# Bar End Plugs



## CleavesF (Dec 31, 2007)

Simple question, do you guys run bar end plugs on your bikes?


----------



## Mdeth1313 (Nov 1, 2001)

Yeah, once the bike goes under 12lbs, 6g really doesnt matter-- there have been threads on other forums where people made bar end plugs out of a sheet of carbon fiber and used tubular glue to put them on. 
I'll tune my derailleurs, but that's just too labor intensive! FWIW, I did weigh the various plugs I had laying around and went w/ the 2 lightest.


----------



## epicxt (Apr 26, 2005)

Yup, kinda necessary to race...(if the officials are checking).


----------



## gambo2166 (Oct 20, 2004)

core sample


----------



## Juanmoretime (Nov 24, 2001)

I use the plastic Deda plugs that come with their bar tape. Almost as light as the carbon ones from BTP and come with the bar tape.


----------



## Ray_from_SA (Jun 15, 2005)

As previously stated - required for racing.

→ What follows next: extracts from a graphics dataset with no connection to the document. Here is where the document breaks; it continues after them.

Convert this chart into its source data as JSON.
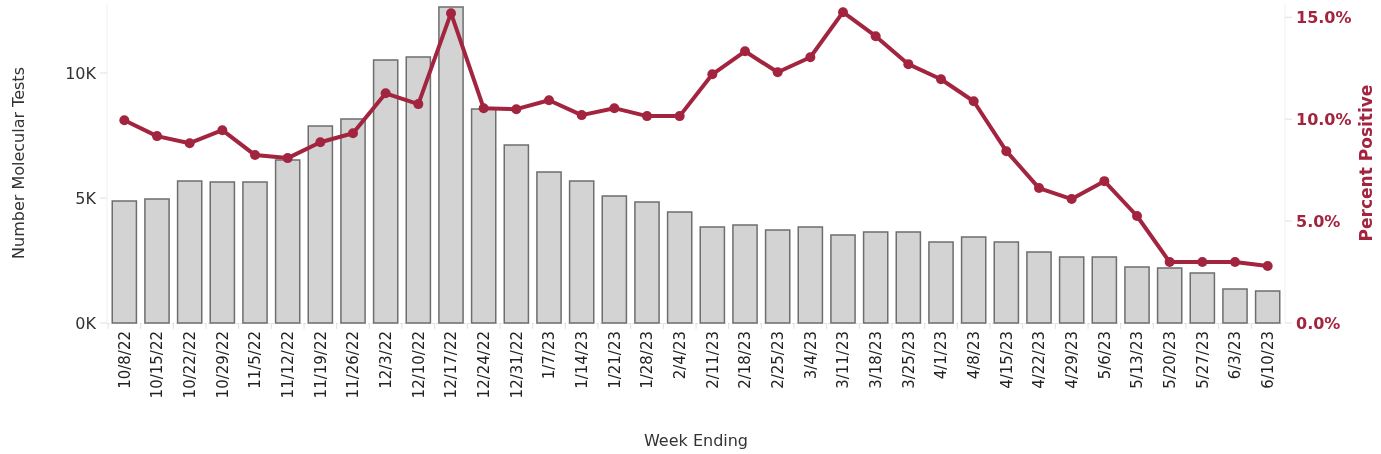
{
  "chart_data": {
    "type": "bar",
    "xlabel": "Week Ending",
    "ylabel": "Number Molecular Tests",
    "y2label": "Percent Positive",
    "categories": [
      "10/8/22",
      "10/15/22",
      "10/22/22",
      "10/29/22",
      "11/5/22",
      "11/12/22",
      "11/19/22",
      "11/26/22",
      "12/3/22",
      "12/10/22",
      "12/17/22",
      "12/24/22",
      "12/31/22",
      "1/7/23",
      "1/14/23",
      "1/21/23",
      "1/28/23",
      "2/4/23",
      "2/11/23",
      "2/18/23",
      "2/25/23",
      "3/4/23",
      "3/11/23",
      "3/18/23",
      "3/25/23",
      "4/1/23",
      "4/8/23",
      "4/15/23",
      "4/22/23",
      "4/29/23",
      "5/6/23",
      "5/13/23",
      "5/20/23",
      "5/27/23",
      "6/3/23",
      "6/10/23"
    ],
    "series": [
      {
        "color": "#d3d3d3",
        "values": [
          4880,
          4960,
          5680,
          5640,
          5640,
          6520,
          7880,
          8160,
          10520,
          10640,
          12640,
          8560,
          7120,
          6040,
          5680,
          5080,
          4840,
          4440,
          3840,
          3920,
          3720,
          3840,
          3520,
          3640,
          3640,
          3240,
          3440,
          3240,
          2840,
          2640,
          2640,
          2240,
          2200,
          2000,
          1360,
          1280
        ]
      },
      {
        "type": "line",
        "axis": "y2",
        "color": "#a3243f",
        "marker": "circle",
        "values": [
          9.95,
          9.17,
          8.82,
          9.46,
          8.24,
          8.09,
          8.87,
          9.31,
          11.27,
          10.74,
          15.2,
          10.54,
          10.49,
          10.93,
          10.2,
          10.54,
          10.15,
          10.15,
          12.2,
          13.33,
          12.3,
          13.04,
          15.25,
          14.07,
          12.7,
          11.96,
          10.88,
          8.43,
          6.62,
          6.08,
          6.96,
          5.25,
          2.99,
          2.99,
          2.99,
          2.8
        ]
      }
    ],
    "ylim": [
      0,
      12800
    ],
    "yticks": [
      {
        "value": 0,
        "label": "0K"
      },
      {
        "value": 5000,
        "label": "5K"
      },
      {
        "value": 10000,
        "label": "10K"
      }
    ],
    "y2lim": [
      0,
      15.7
    ],
    "y2ticks": [
      {
        "value": 0,
        "label": "0.0%"
      },
      {
        "value": 5,
        "label": "5.0%"
      },
      {
        "value": 10,
        "label": "10.0%"
      },
      {
        "value": 15,
        "label": "15.0%"
      }
    ],
    "grid": false
  }
}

They don't weigh enough to make a difference to the overall weight IMHO.


----------



## TomH (Oct 6, 2008)

i rode in a charity event with an extra ~1000 grams of weight on the frame (bottle, cage, and water) and couldnt even tell a marginal difference in bike performance. i dont think even precision lab equipment could quantify a gain in performance from 6 grams.


----------



## SimeofPag (Jan 31, 2009)

no bar end plugs = core sample of your leg


----------



## spookyload (Jan 30, 2004)

If at some point the bar end becomes rotating weight, it is the sign of very bad things to come.


----------



## uzziefly (Jul 15, 2006)

Please don't skim on these just to save minimum weight. The benefits of using a pair far outweigh not using one, especially if you were to take a spill. 

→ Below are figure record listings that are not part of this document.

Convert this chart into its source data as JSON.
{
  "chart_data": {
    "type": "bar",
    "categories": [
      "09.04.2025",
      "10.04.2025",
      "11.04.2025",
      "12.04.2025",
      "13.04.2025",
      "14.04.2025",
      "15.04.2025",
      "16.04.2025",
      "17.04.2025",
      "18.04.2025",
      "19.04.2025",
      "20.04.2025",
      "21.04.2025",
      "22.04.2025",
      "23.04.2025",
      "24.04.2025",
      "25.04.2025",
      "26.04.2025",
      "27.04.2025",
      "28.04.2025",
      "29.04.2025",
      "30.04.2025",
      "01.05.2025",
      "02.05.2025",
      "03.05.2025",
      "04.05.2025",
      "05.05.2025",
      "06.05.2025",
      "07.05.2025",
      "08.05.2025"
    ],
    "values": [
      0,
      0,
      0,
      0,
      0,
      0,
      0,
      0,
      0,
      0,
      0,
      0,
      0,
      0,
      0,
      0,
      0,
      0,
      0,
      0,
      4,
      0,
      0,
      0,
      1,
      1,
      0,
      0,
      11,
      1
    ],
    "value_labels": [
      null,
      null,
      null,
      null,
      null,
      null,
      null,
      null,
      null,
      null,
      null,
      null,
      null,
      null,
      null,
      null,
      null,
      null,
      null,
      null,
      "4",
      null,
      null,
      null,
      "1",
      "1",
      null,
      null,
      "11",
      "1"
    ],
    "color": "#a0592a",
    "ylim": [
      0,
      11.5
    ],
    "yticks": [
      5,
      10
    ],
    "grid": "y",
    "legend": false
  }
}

The ramifications can be pretty nasty if the bar ends were to come in contact with skin etc.


----------



## ZoSoSwiM (Mar 7, 2008)

My little brother has a nice scar on his left thigh where his mountain bike took a core sample and tore a gash about 7 inches long.. straight into the yellow fat of his leg. There were chunks of fat stuck to the bar and my mother puked all over the bike and garage when she went to clean it up. This all happened through a pair of shorts.. 

Lost a bunch of blood too..

All because the plugs weren't in the bars..


----------